Mainnet transaction delays

Incident Report for Base

Postmortem

Incident summary

On April 9th at approximately 01:15 UTC, Base’s batcher experienced an increase in data that was pending submission to L1. This was due to a sudden spike in transaction volume on Base. To help stabilize the network, the Base sequencer reduced block sizes to allow the batcher to catch up (posting all remaining & new data to L1 blobs). This lasted for 3 hours which during that time, our block sizes were roughly 33% (20 Mgas) of the 60 Mgas target.

While block sizes were reduced, some users experienced delayed or failed transactions, as transactions sat in the mempool longer than expected and some were eventually dropped.

Once the backlog cleared and normal batcher operations resumed, block sizes increased to process the pending activity. This spike in block size caused some node operators to fall behind, leading to syncing issues with their nodes.

This issue has been fully resolved. At no point were user funds at risk — all assets remained safe throughout the incident.

Impact

  • User transactions: Some transactions were delayed or dropped from the mempool for a brief period of time, leading to some users experiencing failures and having to resubmit.
  • Node operators: Larger blocks put extra strain on node resources, resulting in slower synchronization and, in some cases, stalled node performance.

Resolution

  • The batcher has fully recovered, and blocks are now being processed as expected.
  • We have published fresh snapshot links (see below) to help node operators rapidly restore any behind nodes.
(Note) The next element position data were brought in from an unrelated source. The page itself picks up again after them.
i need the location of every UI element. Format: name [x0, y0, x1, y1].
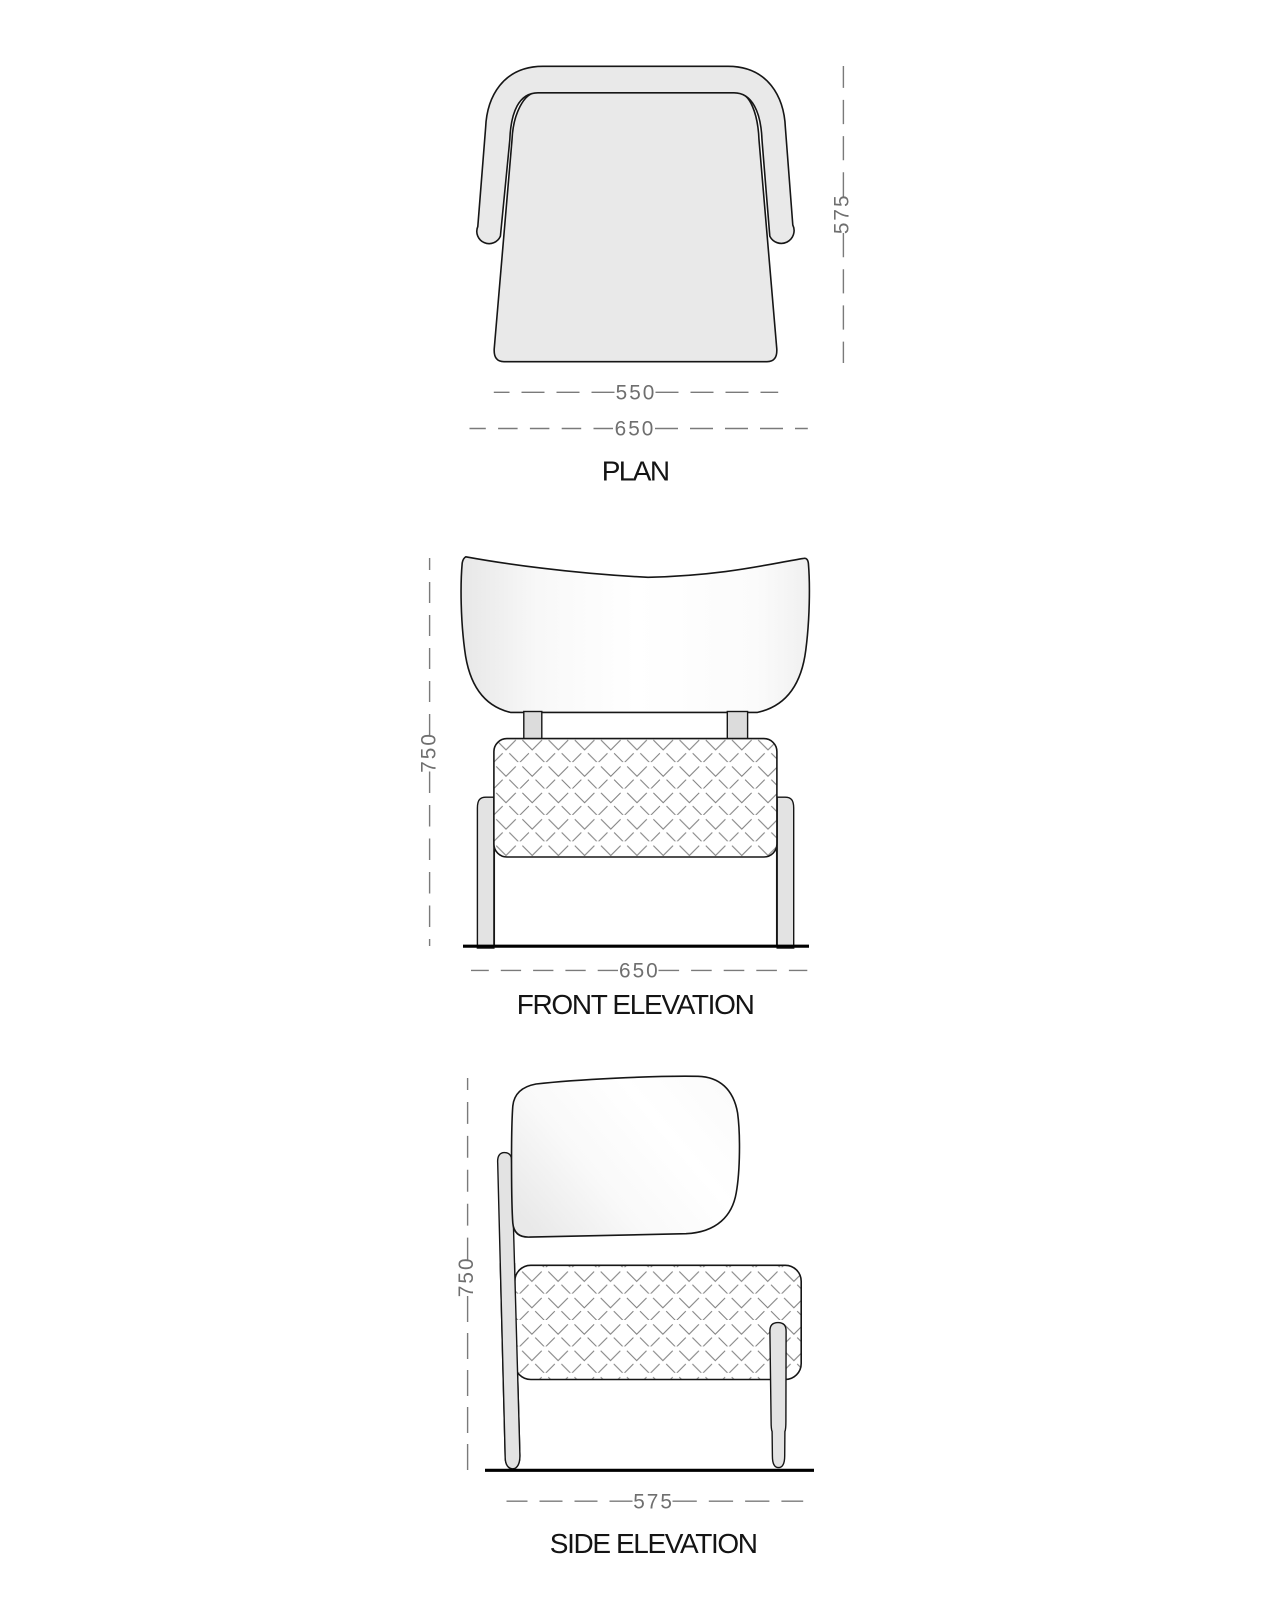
svg-text:PLAN: PLAN	[602, 456, 669, 487]
svg-text:575: 575	[633, 1490, 674, 1513]
svg-text:750: 750	[455, 1256, 478, 1297]
svg-text:650: 650	[615, 418, 656, 441]
svg-text:SIDE ELEVATION: SIDE ELEVATION	[550, 1528, 757, 1559]
svg-text:750: 750	[418, 732, 441, 773]
svg-text:650: 650	[619, 960, 660, 983]
svg-text:550: 550	[616, 381, 657, 404]
svg-text:575: 575	[831, 193, 854, 234]
svg-text:FRONT ELEVATION: FRONT ELEVATION	[517, 989, 754, 1020]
Recommendations for node operators

  • Restore from snapshot if behind: If your node falls significantly behind the chain head, restoring from a snapshot is the fastest way to resync.
  • Ensure your setup is optimized: Monitor your node logs for signs of high resource usage or network latency, and ensure your setup has sufficient CPU, RAM, and disk I/O capacity to handle larger blocks. We recommend using a locally attached NVMe SSD for optimal disk performance.
  • Consider redundancy & load-balancing: Running a secondary node or using a load balancer can help maintain uptime and stability if you process a significant transaction volume.

Next steps

  • Refine batcher logic: We are iterating on our batching mechanism to prevent large backlog scenarios due to L1 congestion and ensure smoother block size transitions.
  • Improve mempool management: We plan to scale transaction pool systems to reduce dropped transactions.
  • Expand operator guidance: Additional tools and documentation will be released for troubleshooting and faster sync recovery.

User guidance

  • Resubmit dropped transactions: If your transaction was dropped as a result of the aforementioned issues, simply resubmit it with an appropriate gas fee.
  • Utilize stable RPC providers: If your self-hosted node remains out of sync, consider routing through a third-party RPC provider while you recover or resync.

For support or questions, please don’t hesitate to contact us in the Base Discord, we're happy to help you there.

Posted Apr 09, 2025 - 19:50 UTC

Resolved

This incident has been resolved.
Posted Apr 09, 2025 - 19:36 UTC

Monitoring

A fix has been implemented and we are monitoring the results.
Posted Apr 09, 2025 - 04:39 UTC

Update

We are continuing to investigate this issue.
Posted Apr 09, 2025 - 03:23 UTC

Investigating

We are currently investigating this issue.
Posted Apr 09, 2025 - 03:21 UTC
This incident affected: Mainnet (Transaction pool).